While section 26 of P.A. 11-51 authorizes the Commissioner of Correction to release a
person so convicted to home confinement, the Commissioner has the discretion to decline
to authorize any such person to be released, and may require the inmate to serve the
entire term of imprisonment in a correctional facility. Obviously, if the Commissioner
has the authority to require the inmate to serve the entire term of imprisonment
incarcerated in a correctional facility, he has the lesser included power to require certain
mandatory assessment periods and the length of incarceration required, at a minimum, for
such assessment, in order to properly classify an inmate.
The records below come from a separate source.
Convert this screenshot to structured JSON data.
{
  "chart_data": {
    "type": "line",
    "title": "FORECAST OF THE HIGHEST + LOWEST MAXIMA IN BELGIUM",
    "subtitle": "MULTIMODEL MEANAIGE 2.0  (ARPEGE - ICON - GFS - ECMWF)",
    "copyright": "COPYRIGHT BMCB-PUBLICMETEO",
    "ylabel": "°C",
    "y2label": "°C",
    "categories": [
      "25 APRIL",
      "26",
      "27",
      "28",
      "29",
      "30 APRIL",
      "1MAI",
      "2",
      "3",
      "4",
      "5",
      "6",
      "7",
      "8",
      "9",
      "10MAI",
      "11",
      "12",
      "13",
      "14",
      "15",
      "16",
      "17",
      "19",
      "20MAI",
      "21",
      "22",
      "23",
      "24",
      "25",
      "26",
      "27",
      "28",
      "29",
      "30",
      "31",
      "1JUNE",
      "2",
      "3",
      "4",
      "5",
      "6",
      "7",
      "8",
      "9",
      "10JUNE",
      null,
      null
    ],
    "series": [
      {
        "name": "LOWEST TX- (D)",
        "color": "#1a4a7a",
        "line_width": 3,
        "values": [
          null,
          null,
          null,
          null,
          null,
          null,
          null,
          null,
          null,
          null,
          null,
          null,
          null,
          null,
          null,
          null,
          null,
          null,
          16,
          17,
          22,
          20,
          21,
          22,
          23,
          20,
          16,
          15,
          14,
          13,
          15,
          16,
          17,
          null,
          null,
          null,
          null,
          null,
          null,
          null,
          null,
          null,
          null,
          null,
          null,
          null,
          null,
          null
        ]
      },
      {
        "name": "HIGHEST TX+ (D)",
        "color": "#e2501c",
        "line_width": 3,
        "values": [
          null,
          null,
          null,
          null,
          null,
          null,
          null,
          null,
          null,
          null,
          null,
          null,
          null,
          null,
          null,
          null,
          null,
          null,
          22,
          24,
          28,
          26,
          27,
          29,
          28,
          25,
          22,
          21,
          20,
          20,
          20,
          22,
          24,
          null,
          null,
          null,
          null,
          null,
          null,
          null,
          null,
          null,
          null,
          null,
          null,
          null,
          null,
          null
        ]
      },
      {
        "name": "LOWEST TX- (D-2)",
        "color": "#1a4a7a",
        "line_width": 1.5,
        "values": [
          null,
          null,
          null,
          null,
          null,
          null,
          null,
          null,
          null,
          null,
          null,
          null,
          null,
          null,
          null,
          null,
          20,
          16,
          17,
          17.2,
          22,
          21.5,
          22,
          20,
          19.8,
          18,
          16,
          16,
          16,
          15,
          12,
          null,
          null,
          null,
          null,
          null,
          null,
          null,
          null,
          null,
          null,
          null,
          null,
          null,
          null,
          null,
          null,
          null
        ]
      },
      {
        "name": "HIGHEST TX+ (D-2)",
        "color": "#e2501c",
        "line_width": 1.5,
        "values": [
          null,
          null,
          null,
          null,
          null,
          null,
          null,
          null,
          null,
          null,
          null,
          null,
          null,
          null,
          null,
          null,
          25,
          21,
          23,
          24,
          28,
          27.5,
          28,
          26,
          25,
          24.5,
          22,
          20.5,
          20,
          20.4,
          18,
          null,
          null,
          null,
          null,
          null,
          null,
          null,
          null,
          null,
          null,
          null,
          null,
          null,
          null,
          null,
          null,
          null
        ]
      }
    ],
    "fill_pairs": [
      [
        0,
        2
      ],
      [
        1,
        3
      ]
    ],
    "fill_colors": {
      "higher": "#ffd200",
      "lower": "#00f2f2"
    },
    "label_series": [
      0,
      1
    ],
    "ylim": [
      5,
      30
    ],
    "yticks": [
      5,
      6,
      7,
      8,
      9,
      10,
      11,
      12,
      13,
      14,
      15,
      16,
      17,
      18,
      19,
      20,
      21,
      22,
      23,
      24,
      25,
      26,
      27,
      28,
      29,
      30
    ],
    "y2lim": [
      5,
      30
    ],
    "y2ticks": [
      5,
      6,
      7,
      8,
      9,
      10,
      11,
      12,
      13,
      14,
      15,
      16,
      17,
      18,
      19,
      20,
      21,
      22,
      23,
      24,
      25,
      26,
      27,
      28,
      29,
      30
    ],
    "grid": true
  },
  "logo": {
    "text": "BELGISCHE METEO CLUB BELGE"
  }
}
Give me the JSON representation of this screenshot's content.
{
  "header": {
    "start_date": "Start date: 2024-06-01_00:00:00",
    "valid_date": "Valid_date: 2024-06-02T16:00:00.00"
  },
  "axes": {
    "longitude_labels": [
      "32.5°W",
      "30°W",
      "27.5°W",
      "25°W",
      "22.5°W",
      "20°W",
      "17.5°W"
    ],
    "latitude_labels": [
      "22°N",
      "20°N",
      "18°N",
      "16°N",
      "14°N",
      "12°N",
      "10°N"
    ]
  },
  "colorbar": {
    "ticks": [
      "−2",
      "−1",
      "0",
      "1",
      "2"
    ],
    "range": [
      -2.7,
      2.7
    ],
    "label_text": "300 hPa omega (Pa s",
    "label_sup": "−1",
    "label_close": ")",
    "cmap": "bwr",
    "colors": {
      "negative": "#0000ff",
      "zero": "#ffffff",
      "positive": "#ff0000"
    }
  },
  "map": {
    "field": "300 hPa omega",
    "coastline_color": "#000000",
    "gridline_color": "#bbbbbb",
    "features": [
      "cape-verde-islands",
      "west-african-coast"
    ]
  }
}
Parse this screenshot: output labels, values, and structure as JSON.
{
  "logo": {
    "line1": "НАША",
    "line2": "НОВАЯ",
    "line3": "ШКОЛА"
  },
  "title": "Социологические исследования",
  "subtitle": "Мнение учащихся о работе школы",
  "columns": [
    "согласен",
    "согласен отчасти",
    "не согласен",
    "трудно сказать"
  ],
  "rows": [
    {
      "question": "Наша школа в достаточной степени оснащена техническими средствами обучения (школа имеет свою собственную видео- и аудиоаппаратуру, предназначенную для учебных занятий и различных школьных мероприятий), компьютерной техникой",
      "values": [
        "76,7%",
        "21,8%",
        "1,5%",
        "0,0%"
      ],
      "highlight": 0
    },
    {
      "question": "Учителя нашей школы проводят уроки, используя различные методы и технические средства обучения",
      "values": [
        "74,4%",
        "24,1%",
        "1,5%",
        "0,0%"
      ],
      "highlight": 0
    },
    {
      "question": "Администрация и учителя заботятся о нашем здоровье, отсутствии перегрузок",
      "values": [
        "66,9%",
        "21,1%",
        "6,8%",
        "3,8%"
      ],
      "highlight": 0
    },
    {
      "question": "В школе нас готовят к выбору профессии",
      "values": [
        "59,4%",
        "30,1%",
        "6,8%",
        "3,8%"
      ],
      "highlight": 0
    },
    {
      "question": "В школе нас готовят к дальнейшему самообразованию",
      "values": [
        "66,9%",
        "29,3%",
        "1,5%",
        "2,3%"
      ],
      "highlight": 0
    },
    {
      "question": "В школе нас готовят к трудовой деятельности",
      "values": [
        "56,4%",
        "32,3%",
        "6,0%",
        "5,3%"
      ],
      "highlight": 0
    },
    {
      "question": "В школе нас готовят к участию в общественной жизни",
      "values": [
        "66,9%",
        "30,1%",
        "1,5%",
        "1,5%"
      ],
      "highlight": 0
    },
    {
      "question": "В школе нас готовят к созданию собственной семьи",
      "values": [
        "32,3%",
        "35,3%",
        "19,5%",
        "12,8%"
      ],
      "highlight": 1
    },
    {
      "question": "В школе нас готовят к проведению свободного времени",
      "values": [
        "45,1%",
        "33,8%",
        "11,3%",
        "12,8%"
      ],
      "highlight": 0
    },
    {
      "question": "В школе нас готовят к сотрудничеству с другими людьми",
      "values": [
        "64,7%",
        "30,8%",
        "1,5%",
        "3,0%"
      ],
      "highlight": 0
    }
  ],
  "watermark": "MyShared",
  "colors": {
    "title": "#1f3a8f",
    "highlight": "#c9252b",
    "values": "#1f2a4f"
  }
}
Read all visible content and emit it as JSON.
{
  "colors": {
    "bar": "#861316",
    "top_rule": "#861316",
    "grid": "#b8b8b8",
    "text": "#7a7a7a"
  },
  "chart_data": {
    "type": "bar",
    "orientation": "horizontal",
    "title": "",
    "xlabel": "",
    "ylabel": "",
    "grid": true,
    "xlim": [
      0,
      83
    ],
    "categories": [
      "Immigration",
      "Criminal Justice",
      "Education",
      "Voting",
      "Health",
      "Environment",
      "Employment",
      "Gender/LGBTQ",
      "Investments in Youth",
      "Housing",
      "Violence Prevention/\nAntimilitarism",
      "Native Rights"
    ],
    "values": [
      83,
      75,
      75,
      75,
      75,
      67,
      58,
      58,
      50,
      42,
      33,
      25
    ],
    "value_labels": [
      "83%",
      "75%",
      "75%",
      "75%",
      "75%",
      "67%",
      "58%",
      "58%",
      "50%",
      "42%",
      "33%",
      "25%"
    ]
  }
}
Conn. Gen. Stat. § 18-81 gives the Commissioner of Correction the authority to classify
inmates, and specifically states, in relevant part,
The Commissioner of Correction shall administer, coordinate and control the
operations of the department and shall be responsible for the overall supervision
and direction of all institutions, facilities and activities of the department. He
shall establish rules for the administrative practices and custodial and
rehabilitative methods of said institutions and facilities in accordance with
recognized correctional standards. . . . He shall be responsible for establishing
disciplinary, diagnostic, classification, treatment . . . programs throughout the
department. . . .
Both the Connecticut Appellate and the Supreme Courts have recognized that DOC
Administrative Directives are binding on DOC and become effective upon signing by the
Commissioner. See Beasley v. Commissioner of Correction, 50 Conn. App. 421, 424-425 (Conn. App. Ct. 1998), affirmed, 249 Conn. 499; 733 A.2d 833 (1999). In Beasley,
the Appellate Court stated:
[T]he commissioner testified, and the court found, that his authority is established
pursuant to General Statutes § 18-81. Pursuant to this authority, the
commissioner has promulgated a set of directives, which are written guidelines
pertaining to several correctional facilities. These directives were not
promulgated in accordance with the Uniform Administrative Procedure Act
(UAPA), General Statutes § 4-166 et seq., and are utilized to establish the
parameters for the operation of the facilities. These directives set forth
procedures for dealing with inmates, define inmate classifications and are used as
guidelines to adhere to the department's mission to maintain secure, safe and
humane correctional facilities.
Beasley, 50 Conn. App. at 424-425 (emphasis added); see also Abed v. Commissioner of
Correction, 43 Conn. App. 176, 682 A.2d 558, cert. denied, 239 Conn. 937, 684 A.2d 707
(1996), Abed v. Armstrong, 209 F.3d 63 (2d Cir. 2000), cert. denied, 531 U.S. 897
(2000). Accordingly, A.D. 9.12, like other DOC administrative directives, is not subject
to notice, comment and other review requirements set forth in the UAPA, but rather
requires only your signature to become effective.
For all the foregoing reasons, I conclude that the Commissioner of Correction has the
discretion and authority to immediately implement A.D. 9.12, effective September 30,
2011, and that the provisions of this directive are binding and effective commencing
September 30, 2011, notwithstanding any other provision of the General Statutes.
GEORGE JEPSEN
ATTORNEY GENERAL
In 1997, classification regulations were added to the list of DOC regulations which did not have to be
promulgated pursuant to the UAPA, not only prospectively but also retroactively, to validate any
procedural defect that may have occurred during the pre-1997 adoption and enforcement of regulations
such as Administrative Directive 9.4. Beasley v. Commissioner of Correction, 50 Conn. App. 421, 436 (1998).